The respondent was stopped for drinking and driving. He was 19. He was provided with a telephone at the detachment. Mounted on the wall was a telephone number. He called the number but was not satisfied with the advice received. He did not express dissatisfaction with the advice received to the police, nor did he ask to make another telephone call. He thought he only had one phone call. He was familiar with the yellow pages. He thought the officer was trying to help. His usual mode of inquiry was to use the Internet, specifically Google. The trial judge found that there was a need in today's world to provide Internet access. A breach of s. 10(b) was found, the evidence excluded and an acquittal resulted.

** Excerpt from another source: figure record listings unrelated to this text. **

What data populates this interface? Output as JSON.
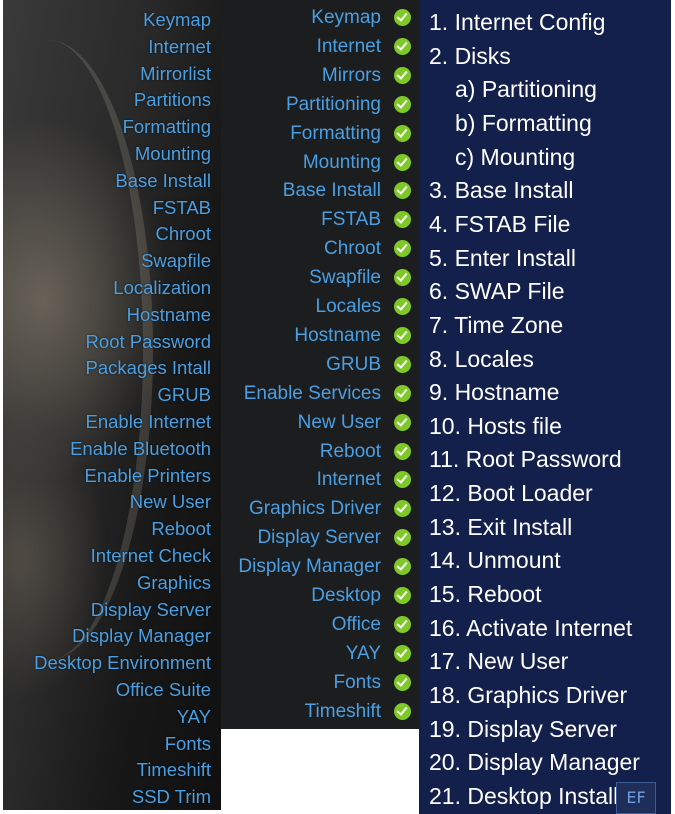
{
  "left_steps": [
    "Keymap",
    "Internet",
    "Mirrorlist",
    "Partitions",
    "Formatting",
    "Mounting",
    "Base Install",
    "FSTAB",
    "Chroot",
    "Swapfile",
    "Localization",
    "Hostname",
    "Root Password",
    "Packages Intall",
    "GRUB",
    "Enable Internet",
    "Enable Bluetooth",
    "Enable Printers",
    "New User",
    "Reboot",
    "Internet Check",
    "Graphics",
    "Display Server",
    "Display Manager",
    "Desktop Environment",
    "Office Suite",
    "YAY",
    "Fonts",
    "Timeshift",
    "SSD Trim"
  ],
  "middle_steps": [
    "Keymap",
    "Internet",
    "Mirrors",
    "Partitioning",
    "Formatting",
    "Mounting",
    "Base Install",
    "FSTAB",
    "Chroot",
    "Swapfile",
    "Locales",
    "Hostname",
    "GRUB",
    "Enable Services",
    "New User",
    "Reboot",
    "Internet",
    "Graphics Driver",
    "Display Server",
    "Display Manager",
    "Desktop",
    "Office",
    "YAY",
    "Fonts",
    "Timeshift"
  ],
  "right_steps": [
    "1. Internet Config",
    "2. Disks",
    "a) Partitioning",
    "b) Formatting",
    "c) Mounting",
    "3. Base Install",
    "4. FSTAB File",
    "5. Enter Install",
    "6. SWAP File",
    "7. Time Zone",
    "8. Locales",
    "9. Hostname",
    "10. Hosts file",
    "11. Root Password",
    "12. Boot Loader",
    "13. Exit Install",
    "14. Unmount",
    "15. Reboot",
    "16. Activate Internet",
    "17. New User",
    "18. Graphics Driver",
    "19. Display Server",
    "20. Display Manager",
    "21. Desktop Install"
  ],
  "right_sub_indices": [
    2,
    3,
    4
  ],
  "logo_text": "EF",
  "colors": {
    "step_blue": "#4a9fe3",
    "check_green": "#7ec827",
    "navy": "#13204b"
  }
}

On summary conviction appeal, the Crown appeal was allowed. The respondent never requested Internet access nor complained about the advice to the police. He had used the yellow pages on earlier occasions. The police did what was required. The trial judge erred in concluding that the police are now required to provide detainees with the same opportunities to access the Internet to find a lawyer as they do to access the telephone book to find a lawyer. But the sentiments of the trial judge regarding the need for reasonable opportunity to contact counsel to develop in accordance with the societal changes were agreed with. The Internet has revolutionized the way information is accessed and that change must be accounted for in the development of constitutional rights, including a possible expansion of the informational component. Police should take a proactive approach.
Here, there was a reasonable opportunity to contact counsel. The evidence ought not to have been excluded. The appeal was allowed.